When it comes to capability, many advisers are limited by their belief that capability is a function of a good client relationship; in reality, this is only part of the battle. For example, if you were about to undergo an emergency operation, your good rapport with the doctor would ‘pale into insignificance’ when compared with your faith in the qualifications, experience and capability of the person who would soon hold your life in their hands.
It is no different in financial planning. While positive client engagement is a plus, it is only part of the puzzle. As the recent economic environment has shown, the most convivial of relationships can be tested when returns aren’t strong. And it is the credibility of your offer, as reflected in the depth of experience, qualifications and expertise available to your clients, that will provide the most solid foundation of trust on which to base a long-term relationship.
The wider challenge faced by our industry is how we collectively demonstrate our trustworthiness. It is difficult for the average consumer to make an educated assessment of the capability of their financial adviser as there are few external cues to help them make an informed judgement, beyond a glowing referral from a trusted friend or colleague.
At the moment, the average consumer finds our industry confusing and struggles to trust that value will be delivered through an advice relationship.
Reforms such as the Future of Financial Advice (FOFA) which tackle this trust gap should be encouraged. It’s also worth noting that many other professions align firmly behind industry associations charged with shaping industry credibility.
While individual lawyers may not love the Law Society, and likewise accountants with their various accounting bodies, it’s unheard of for those professionals to completely opt-out of industry association in some form. Throwing support behind our industry associations will be critical to a whole-of-industry focus on building trust.
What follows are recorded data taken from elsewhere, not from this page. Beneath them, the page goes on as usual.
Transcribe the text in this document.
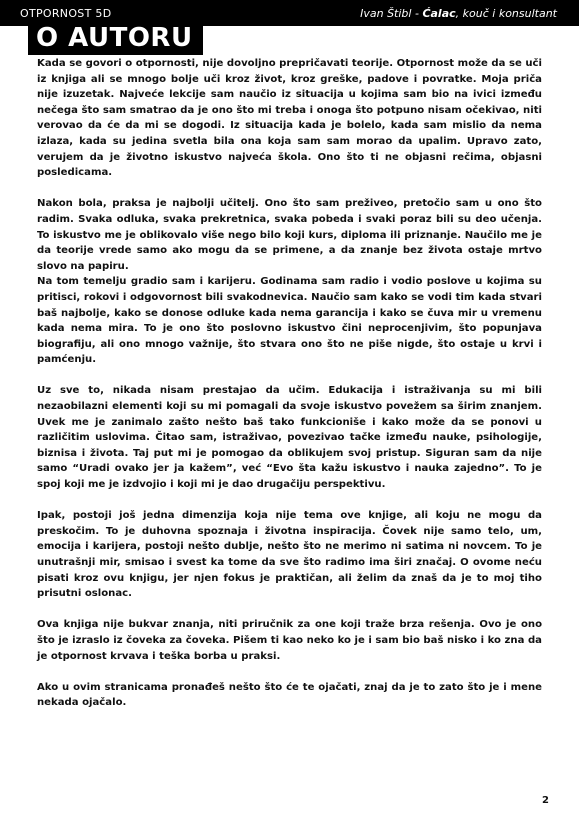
OTPORNOST 5D	Ivan Štibl - Ćalac, kouč i konsultant
O AUTORU

Kada se govori o otpornosti, nije dovoljno prepričavati teorije. Otpornost može da se uči iz knjiga ali se mnogo bolje uči kroz život, kroz greške, padove i povratke. Moja priča nije izuzetak. Najveće lekcije sam naučio iz situacija u kojima sam bio na ivici između nečega što sam smatrao da je ono što mi treba i onoga što potpuno nisam očekivao, niti verovao da će da mi se dogodi. Iz situacija kada je bolelo, kada sam mislio da nema izlaza, kada su jedina svetla bila ona koja sam sam morao da upalim. Upravo zato, verujem da je životno iskustvo najveća škola. Ono što ti ne objasni rečima, objasni posledicama.

Nakon bola, praksa je najbolji učitelj. Ono što sam preživeo, pretočio sam u ono što radim. Svaka odluka, svaka prekretnica, svaka pobeda i svaki poraz bili su deo učenja. To iskustvo me je oblikovalo više nego bilo koji kurs, diploma ili priznanje. Naučilo me je da teorije vrede samo ako mogu da se primene, a da znanje bez života ostaje mrtvo slovo na papiru.

Na tom temelju gradio sam i karijeru. Godinama sam radio i vodio poslove u kojima su pritisci, rokovi i odgovornost bili svakodnevica. Naučio sam kako se vodi tim kada stvari baš najbolje, kako se donose odluke kada nema garancija i kako se čuva mir u vremenu kada nema mira. To je ono što poslovno iskustvo čini neprocenjivim, što popunjava biografiju, ali ono mnogo važnije, što stvara ono što ne piše nigde, što ostaje u krvi i pamćenju.

Uz sve to, nikada nisam prestajao da učim. Edukacija i istraživanja su mi bili nezaobilazni elementi koji su mi pomagali da svoje iskustvo povežem sa širim znanjem. Uvek me je zanimalo zašto nešto baš tako funkcioniše i kako može da se ponovi u različitim uslovima. Čitao sam, istraživao, povezivao tačke između nauke, psihologije, biznisa i života. Taj put mi je pomogao da oblikujem svoj pristup. Siguran sam da nije samo “Uradi ovako jer ja kažem”, već “Evo šta kažu iskustvo i nauka zajedno”. To je spoj koji me je izdvojio i koji mi je dao drugačiju perspektivu.

Ipak, postoji još jedna dimenzija koja nije tema ove knjige, ali koju ne mogu da preskočim. To je duhovna spoznaja i životna inspiracija. Čovek nije samo telo, um, emocija i karijera, postoji nešto dublje, nešto što ne merimo ni satima ni novcem. To je unutrašnji mir, smisao i svest ka tome da sve što radimo ima širi značaj. O ovome neću pisati kroz ovu knjigu, jer njen fokus je praktičan, ali želim da znaš da je to moj tiho prisutni oslonac.

Ova knjiga nije bukvar znanja, niti priručnik za one koji traže brza rešenja. Ovo je ono što je izraslo iz čoveka za čoveka. Pišem ti kao neko ko je i sam bio baš nisko i ko zna da je otpornost krvava i teška borba u praksi.

Ako u ovim stranicama pronađeš nešto što će te ojačati, znaj da je to zato što je i mene nekada ojačalo.

2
Once you’ve put in place the platform for building trust by demonstrating capability, character becomes important. The way advice gets delivered is, of course, critical to building a strong adviser-client relationship. After all, you might be concerned about the skills and capability of your doctor when you’re being operated on, but a good bedside manner will make the recovery process a lot easier.
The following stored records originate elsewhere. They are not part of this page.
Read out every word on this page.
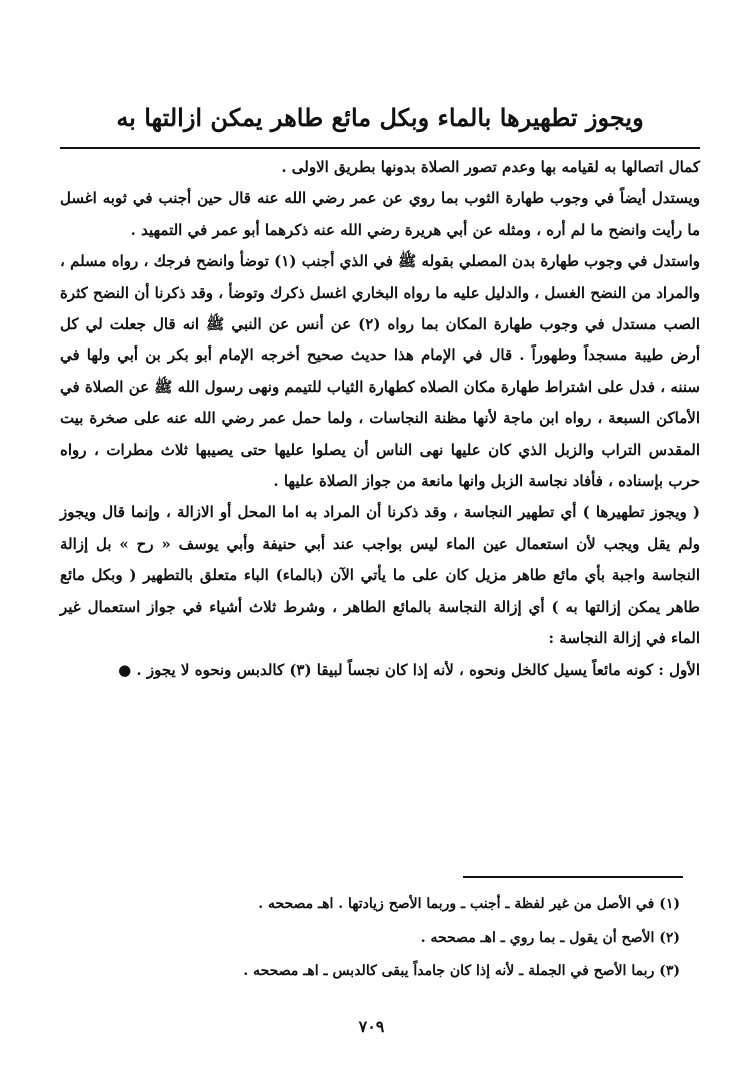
ويجوز تطهيرها بالماء وبكل مائع طاهر يمكن ازالتها به

كمال اتصالها به لقيامه بها وعدم تصور الصلاة بدونها بطريق الاولى .

ويستدل أيضاً في وجوب طهارة الثوب بما روي عن عمر رضي الله عنه قال حين أجنب في ثوبه اغسل ما رأيت وانضح ما لم أره ، ومثله عن أبي هريرة رضي الله عنه ذكرهما أبو عمر في التمهيد .

واستدل في وجوب طهارة بدن المصلي بقوله ﷺ في الذي أجنب (١) توضأ وانضح فرجك ، رواه مسلم ، والمراد من النضح الغسل ، والدليل عليه ما رواه البخاري اغسل ذكرك وتوضأ ، وقد ذكرنا أن النضح كثرة الصب مستدل في وجوب طهارة المكان بما رواه (٢) عن أنس عن النبي ﷺ انه قال جعلت لي كل أرض طيبة مسجداً وطهوراً . قال في الإمام هذا حديث صحيح أخرجه الإمام أبو بكر بن أبي ولها في سننه ، فدل على اشتراط طهارة مكان الصلاه كطهارة الثياب للتيمم ونهى رسول الله ﷺ عن الصلاة في الأماكن السبعة ، رواه ابن ماجة لأنها مظنة النجاسات ، ولما حمل عمر رضي الله عنه على صخرة بيت المقدس التراب والزبل الذي كان عليها نهى الناس أن يصلوا عليها حتى يصيبها ثلاث مطرات ، رواه حرب بإسناده ، فأفاد نجاسة الزبل وانها مانعة من جواز الصلاة عليها .

( ويجوز تطهيرها ) أي تطهير النجاسة ، وقد ذكرنا أن المراد به اما المحل أو الازالة ، وإنما قال ويجوز ولم يقل ويجب لأن استعمال عين الماء ليس بواجب عند أبي حنيفة وأبي يوسف « رح » بل إزالة النجاسة واجبة بأي مائع طاهر مزيل كان على ما يأتي الآن (بالماء) الباء متعلق بالتطهير ( وبكل مائع طاهر يمكن إزالتها به ) أي إزالة النجاسة بالمائع الطاهر ، وشرط ثلاث أشياء في جواز استعمال غير الماء في إزالة النجاسة :

الأول : كونه مائعاً يسيل كالخل ونحوه ، لأنه إذا كان نجساً لبيقا (٣) كالدبس ونحوه لا يجوز . ●

(١) في الأصل من غير لفظة ـ أجنب ـ وربما الأصح زيادتها . اهـ مصححه .

(٢) الأصح أن يقول ـ بما روي ـ اهـ مصححه .

(٣) ربما الأصح في الجملة ـ لأنه إذا كان جامداً يبقى كالدبس ـ اهـ مصححه .

٧٠٩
In order to develop trust, clients will be seeking consistency and continuity from their advisers. Clients will want to be reassured that their adviser is on their side, acting in their best interests. FOFA is an opportunity to reinforce these messages with clients, with its focus on transparency of fees, removal of hidden incentives and, of course, introduction of a statutory best interest duty.
I am aware of many advisers who have moved on all of these measures well in advance of regulatory reform and who see the stronger client relationships that have developed as a source of competitive advantage.
Therefore, to the list of fundamental keys to success in financial planning, we now must add the following questions:
• How are you positioning your business to best compete for your ideal customer?
• Are you doing whatever you can to make the process, and your service offer, easy for your client to understand and buy into?
• Are you able to clearly articulate the elements of your background and experience that mark you as a credible, capable adviser?
• Are you investing in the people who will build your firm’s capability?
• Is trust a fundamental part of your culture?
It’s tempting to let frustration, and focus on administration, overshadow the bigger opportunity coming out of these changes. This opportunity can be best characterised as the chance to ’reset‘ our industry for the fundamental benefit of our clients.
The basic expectation that clients will receive the advice they need – delivered in a way that suits them and without a question mark over the incentives paid to advisers – will become the baseline for an adviser looking to compete. To move beyond this, an adviser will need to deliver an experience which facilitates an ongoing relationship of trust.
As an industry, we need to hold ourselves accountable to deliver on this objective, and recognise the critical role both capability and character play in getting us there.
Tom Reddacliff is general manager of MLC Advice Solutions.